Online Model Retraining, Compression, and Instance Allocation in Edge Computing Networks

Abstract

The adoption of artificial intelligence models (e.g., DNN models) in Internet of Things has boosted computing demands in edge computing. Frequent model retraining, necessitated by concept drift, further increases resource usage, while model compression sacrifices model performance for computing efficiency. However, few works study computing instance allocation problem considering dynamic model retraining and compression, especially under varying workloads and model performance degradation. In this work, we model the problem as a joint online model retraining, compression, and instance allocation problem in edge computing networks considering model performance and instance cost.

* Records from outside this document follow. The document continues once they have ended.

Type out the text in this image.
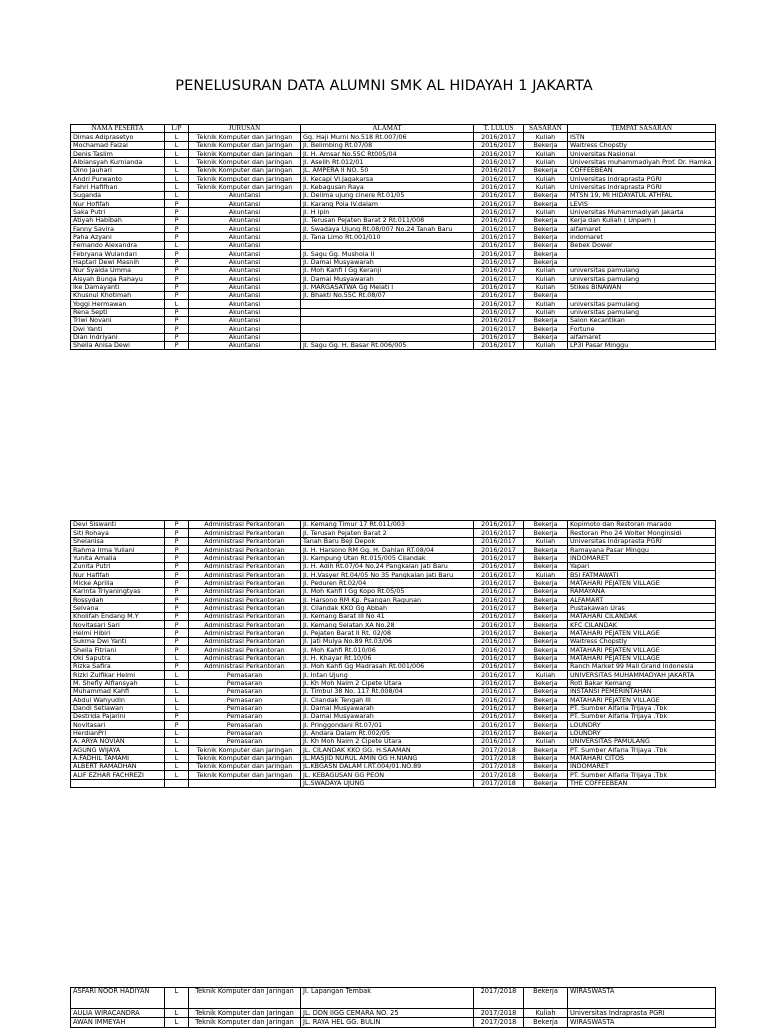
PENELUSURAN DATA ALUMNI SMK AL HIDAYAH 1 JAKARTA
NAMA PESERTA	L/P	JURUSAN	ALAMAT	T. LULUS	SASARAN	TEMPAT SASARAN
Dimas Adiprasetyo	L	Teknik Komputer dan Jaringan	Gg. Haji Murni No.518 Rt.007/06	2016/2017	Kuliah	ISTN
Mochamad Faizal	L	Teknik Komputer dan Jaringan	Jl. Belimbing Rt.07/08	2016/2017	Bekerja	Waitress Chopstly
Denis Taslim	L	Teknik Komputer dan Jaringan	Jl. H. Amsar No.55C Rt005/04	2016/2017	Kuliah	Universitas Nasional
Albiansyah Kurnianda	L	Teknik Komputer dan Jaringan	Jl. Aselih Rt.012/01	2016/2017	Kuliah	Universitas muhammadiyah Prof. Dr. Hamka
Dino Jauhari	L	Teknik Komputer dan Jaringan	JL. AMPERA II NO. 50	2016/2017	Bekerja	COFFEEBEAN
Andri Purwanto	L	Teknik Komputer dan Jaringan	Jl. Kecapi Vl.Jagakarsa	2016/2017	Kuliah	Universitas Indraprasta PGRI
Fahri Hafifhan	L	Teknik Komputer dan Jaringan	Jl. Kebagusan Raya	2016/2017	Kuliah	Universitas Indraprasta PGRI
Suganda	L	Akuntansi	Jl. Delima ujung cinere Rt.01/05	2016/2017	Bekerja	MTSN 19, MI HIDAYATUL ATHFAL
Nur Hofifah	P	Akuntansi	Jl. Karang Pola IV.dalam	2016/2017	Bekerja	LEVIS
Saka Putri	P	Akuntansi	Jl. H Ipin	2016/2017	Kuliah	Universitas Muhammadiyah Jakarta
Atiyah Habibah	P	Akuntansi	Jl. Terusan Pejaten Barat 2 Rt.011/008	2016/2017	Bekerja	Kerja dan Kuliah ( Unpam )
Fanny Savira	P	Akuntansi	Jl. Swadaya Ujung Rt.08/007 No.24 Tanah Baru	2016/2017	Bekerja	alfamaret
Paha Azyani	P	Akuntansi	Jl. Tana Limo Rt.001/010	2016/2017	Bekerja	indomaret
Fernando Alexandra	L	Akuntansi		2016/2017	Bekerja	Bebek Dower
Febryana Wulandari	P	Akuntansi	Jl. Sagu Gg. Mushola II	2016/2017	Bekerja	
Haptari Dewi Masnih	P	Akuntansi	Jl. Damai Musyawarah	2016/2017	Bekerja	
Nur Syaida Umma	P	Akuntansi	Jl. Moh Kahfi I Gg Keranji	2016/2017	Kuliah	universitas pamulang
Aisyah Bunga Rahayu	P	Akuntansi	Jl. Damai Musyawarah	2016/2017	Kuliah	universitas pamulang
Ike Damayanti	P	Akuntansi	Jl. MARGASATWA Gg Melati I	2016/2017	Kuliah	Stikes BINAWAN
Khusnul Khotimah	P	Akuntansi	Jl. Bhakti No.55C Rt.08/07	2016/2017	Bekerja	
Yoggi Hermawan	L	Akuntansi		2016/2017	Kuliah	universitas pamulang
Rena Septi	P	Akuntansi		2016/2017	Kuliah	universitas pamulang
Triwi Novani	P	Akuntansi		2016/2017	Bekerja	Salon Kecantikan
Dwi Yanti	P	Akuntansi		2016/2017	Bekerja	Fortune
Dian Indriyani	P	Akuntansi		2016/2017	Bekerja	alfamaret
Sheila Anisa Dewi	P	Akuntansi	Jl. Sagu Gg. H. Basar Rt.006/005	2016/2017	Kuliah	LP3I Pasar Minggu
Devi Siswanti	P	Administrasi Perkantoran	Jl. Kemang Timur 17 Rt.011/003	2016/2017	Bekerja	Kopimoto dan Restoran marado
Siti Rohaya	P	Administrasi Perkantoran	Jl. Terusan Pejaten Barat 2	2016/2017	Bekerja	Restoran Pho 24 Wolter Monginsidi
Shelanisa	P	Administrasi Perkantoran	Tanah Baru Beji Depok	2016/2017	Kuliah	Universitas Indraprasta PGRI
Rahma Irma Yuliani	P	Administrasi Perkantoran	Jl. H. Harsono RM Gg. H. Dahlan RT.08/04	2016/2017	Bekerja	Ramayana Pasar Minggu
Yunita Amalia	P	Administrasi Perkantoran	Jl. Kampung Utan Rt.015/005 Cilandak	2016/2017	Bekerja	INDOMARET
Zunita Putri	P	Administrasi Perkantoran	Jl. H. Adih Rt.07/04 No.24 Pangkalan Jati Baru	2016/2017	Bekerja	Yapari
Nur Hafifah	P	Administrasi Perkantoran	Jl. H.Vasyer Rt.04/05 No 35 Pangkalan Jati Baru	2016/2017	Kuliah	BSI FATMAWATI
Micke Aprilia	P	Administrasi Perkantoran	Jl. Peduren Rt.02/04	2016/2017	Bekerja	MATAHARI PEJATEN VILLAGE
Karinta Triyaningtyas	P	Administrasi Perkantoran	Jl. Moh Kahfi I Gg Kopo Rt.05/05	2016/2017	Bekerja	RAMAYANA
Rossydah	P	Administrasi Perkantoran	Jl. Harsono RM Kp. Psangan Ragunan	2016/2017	Bekerja	ALFAMART
Selvana	P	Administrasi Perkantoran	Jl. Cilandak KKO Gg Abbah	2016/2017	Bekerja	Pustakawan Uras
Kholifah Endang M.Y	P	Administrasi Perkantoran	Jl. Kemang Barat III No 41	2016/2017	Bekerja	MATAHARI CILANDAK
Novitasari Sari	P	Administrasi Perkantoran	Jl. Kemang Selatan XA No.28	2016/2017	Bekerja	KFC CILANDAK
Helmi Hibiri	P	Administrasi Perkantoran	Jl. Pejaten Barat II Rt. 02/08	2016/2017	Bekerja	MATAHARI PEJATEN VILLAGE
Sukma Dwi Yanti	P	Administrasi Perkantoran	Jl. Jati Mulya No.89 Rt.03/06	2016/2017	Bekerja	Waitress Chopstly
Sheila Fitriani	P	Administrasi Perkantoran	Jl. Moh Kahfi Rt.010/06	2016/2017	Bekerja	MATAHARI PEJATEN VILLAGE
Oki Saputra	L	Administrasi Perkantoran	Jl. H. Khayar Rt.10/06	2016/2017	Bekerja	MATAHARI PEJATEN VILLAGE
Rizka Safira	P	Administrasi Perkantoran	Jl. Moh Kahfi Gg Madrasah Rt.001/006	2016/2017	Bekerja	Ranch Market 99 Mall Grand Indonesia
Rizki Zulfikar Helmi	L	Pemasaran	Jl. Intan Ujung	2016/2017	Kuliah	UNIVERSITAS MUHAMMADYAH JAKARTA
M. Shefly Alfiansyah	L	Pemasaran	Jl. Kh Moh Naim 2 Cipete Utara	2016/2017	Bekerja	Roti Bakar Kemang
Muhammad Kahfi	L	Pemasaran	Jl. Timbul 38 No. 117 Rt.008/04	2016/2017	Bekerja	INSTANSI PEMERINTAHAN
Abdul Wahyudin	L	Pemasaran	Jl. Cilandak Tengah III	2016/2017	Bekerja	MATAHARI PEJATEN VILLAGE
Dandi Setiawan	L	Pemasaran	Jl. Damai Musyawarah	2016/2017	Bekerja	PT. Sumber Alfaria Trijaya .Tbk
Destrida Pajarini	P	Pemasaran	Jl. Damai Musyawarah	2016/2017	Bekerja	PT. Sumber Alfaria Trijaya .Tbk
Novitasari	P	Pemasaran	Jl. Pringgondani Rt.07/01	2016/2017	Bekerja	LOUNDRY
HerdianPri	L	Pemasaran	Jl. Andara Dalam Rt.002/05	2016/2017	Bekerja	LOUNDRY
A. ARYA NOVIAN	L	Pemasaran	Jl. Kh Moh Naim 2 Cipete Utara	2016/2017	Kuliah	UNIVERSITAS PAMULANG
AGUNG WIJAYA	L	Teknik Komputer dan Jaringan	JL. CILANDAK KKO GG. H.SAAMAN	2017/2018	Bekerja	PT. Sumber Alfaria Trijaya .Tbk
A.FADHIL TAMAMI	L	Teknik Komputer dan Jaringan	JL.MASJID NURUL AMIN GG H.NIANG	2017/2018	Bekerja	MATAHARI CITOS
ALBERT RAMADHAN	L	Teknik Komputer dan Jaringan	JL.KBGASN DALAM I.RT.004/01.NO.89	2017/2018	Bekerja	INDOMARET
ALIF EZHAR FACHREZI	L	Teknik Komputer dan Jaringan	JL. KEBAGUSAN GG PEON	2017/2018	Bekerja	PT. Sumber Alfaria Trijaya .Tbk
			JL.SWADAYA UJUNG	2017/2018	Bekerja	THE COFFEEBEAN
ASFARI NOOR HADIYAN	L	Teknik Komputer dan Jaringan	Jl. Lapangan Tembak	2017/2018	Bekerja	WIRASWASTA
AULIA WIRACANDRA	L	Teknik Komputer dan Jaringan	JL. DDN IIGG CEMARA NO. 25	2017/2018	Kuliah	Universitas Indraprasta PGRI
AWAN IMMEYAH	L	Teknik Komputer dan Jaringan	JL. RAYA HEL GG. BULIN	2017/2018	Bekerja	WIRASWASTA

Solving the online problem is challenging since it is a non-linear binary programming problem with time-coupling instance switching cost. We first solve the online problem under fixed compression and propose an efficient online algorithm. Specifically, we first linearize the non-linear term, then regularize the time-coupling switching cost to decouple the problem, and finally use a randomization rounding method to derive the integral solution. We prove that our algorithm achieves a constant optimality gap. We then solve the online problem under flexible compression and propose a lightweight online algorithm. We extend the linearization method and decouple the problem into each time slot, and demonstrate our algorithm achieves an optimality gap depending on the time period. Simulations demonstrate that our algorithm can achieve a balance between instance cost and model performance in both fixed compression and flexible compression scenarios.